Sur Haï Vekayam, Glantz a composé les 13 titres, la majorité en hébreu. Seule exception de taille : Jerusalem, my life. Les couplets sont en espagnol et le refrain dans les trois langues. “J’ai écrit cette chanson sur Jérusalem, son énergie. C’est la plus forte des énergies”.
L’album a mis une décennie à sortir. Dix ans passés en concerts dans les communautés juives et les festivals de musique du monde entier. Dix ans pour faire naître un son plus mature, également. “Cuisiner à feu doux, cela prend plus de temps mais en fin de compte le goût est meilleur. J’ai pris le temps de concocter cet album”, commente l’artiste.
Toucher les âmes
Glantz a lancé son propre label musical, le Jerusalem Music Networking. 17 musiciens ont travaillé sur son dernier album. 14 d’entre eux étaient présents sur la scène du Yellow Submarine à Jérusalem, lors du concert de lancement de l’album, le 22 février dernier.
Le fils de Glantz, Moshé, gère les affaires de son père.

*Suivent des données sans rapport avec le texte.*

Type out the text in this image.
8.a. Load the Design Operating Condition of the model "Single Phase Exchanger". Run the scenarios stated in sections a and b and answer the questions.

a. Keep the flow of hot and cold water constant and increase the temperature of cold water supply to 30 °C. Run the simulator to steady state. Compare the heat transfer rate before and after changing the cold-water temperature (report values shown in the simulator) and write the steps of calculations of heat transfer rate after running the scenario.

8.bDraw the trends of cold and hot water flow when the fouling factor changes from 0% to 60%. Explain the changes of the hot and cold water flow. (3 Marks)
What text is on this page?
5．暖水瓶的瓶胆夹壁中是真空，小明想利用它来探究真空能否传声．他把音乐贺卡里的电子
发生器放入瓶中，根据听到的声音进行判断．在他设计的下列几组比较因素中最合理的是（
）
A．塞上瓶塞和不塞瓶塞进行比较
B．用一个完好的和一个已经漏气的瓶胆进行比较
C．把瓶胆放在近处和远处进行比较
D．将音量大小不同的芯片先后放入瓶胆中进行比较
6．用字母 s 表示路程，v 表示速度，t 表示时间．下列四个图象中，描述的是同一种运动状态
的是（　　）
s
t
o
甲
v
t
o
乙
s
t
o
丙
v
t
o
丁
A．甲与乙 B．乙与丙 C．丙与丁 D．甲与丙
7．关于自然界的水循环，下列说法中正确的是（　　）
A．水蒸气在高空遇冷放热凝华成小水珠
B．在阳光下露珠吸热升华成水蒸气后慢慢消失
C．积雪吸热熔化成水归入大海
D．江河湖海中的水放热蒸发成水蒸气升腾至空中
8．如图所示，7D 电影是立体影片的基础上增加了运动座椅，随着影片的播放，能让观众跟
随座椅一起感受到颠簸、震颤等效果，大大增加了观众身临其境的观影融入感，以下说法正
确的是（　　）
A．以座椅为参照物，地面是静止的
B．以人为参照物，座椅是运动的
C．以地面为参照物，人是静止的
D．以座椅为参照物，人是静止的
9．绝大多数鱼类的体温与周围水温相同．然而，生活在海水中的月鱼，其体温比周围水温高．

Il raconte l’extraordinaire collaboration de nombreux musiciens, venus enregistrer un par un au studio. Mais Glantz véhicule également des éléments très personnels dans sa musique. Deux messages lui tiennent particulièrement à coeur : la paix entre les peuples et l’importance de transformer la tristesse en joie. “Lorsque j’ai quelque chose à dire, je le fais via la musique”, explique le chanteur. “Les sons touchent les êtres au plus profond d’eux-mêmes. J’utilise la musique pour toucher les âmes”.
Des messages universels qui se sont avérés utiles lorsque Glantz s’est heurté à une hostilité anti-israélienne dans certains festivals de musique, notamment au Guatemala, au Mexique, en Argentine et au Chili. “J’apporte mon message de paix”, dit-il, ajoutant généralement parvenir à toucher les festivaliers.
Glantz préfère rester le plus loin possible des aspects marketing et industriels de son métier. Pour lui, la musique n’est pas un business. C’est même l’opposé car elle exprime une expérience spirituelle.
“Lorsque je compose une chanson, je ne pense pas au nombre d’albums que je vais vendre”, expliquet- il. “J’essaye d’écrire quelque chose qui fait sens, qui me parle. A moi, à ma génération, et à tout le monde.”
C’est également le désir de partage qui a amené Glantz à fonder le festival biannuel de Regalim à Nahlaot, à Souccot et à Pessah. Le quartier est fréquenté par de nombreux jeunes et étudiants, a-t-il remarqué, mais au fil des ans les habitants se connaissent de moins en moins.
Une constatation qui a fait son bout de chemin. Et Glantz de chercher à créer un réseau non virtuel pour tous. Sponsorisé par la municipalité, le festival de trois jours attire ainsi des centaines de personnes. Au programme : musique, théâtre de rue, visites du quartier et activités pour enfants. Il s’agit p o u r Glantz d’un cadeau à la ville qu’il adore. “La musique est un don que Dieu m’a donné pour que je le transmette à d’autres.”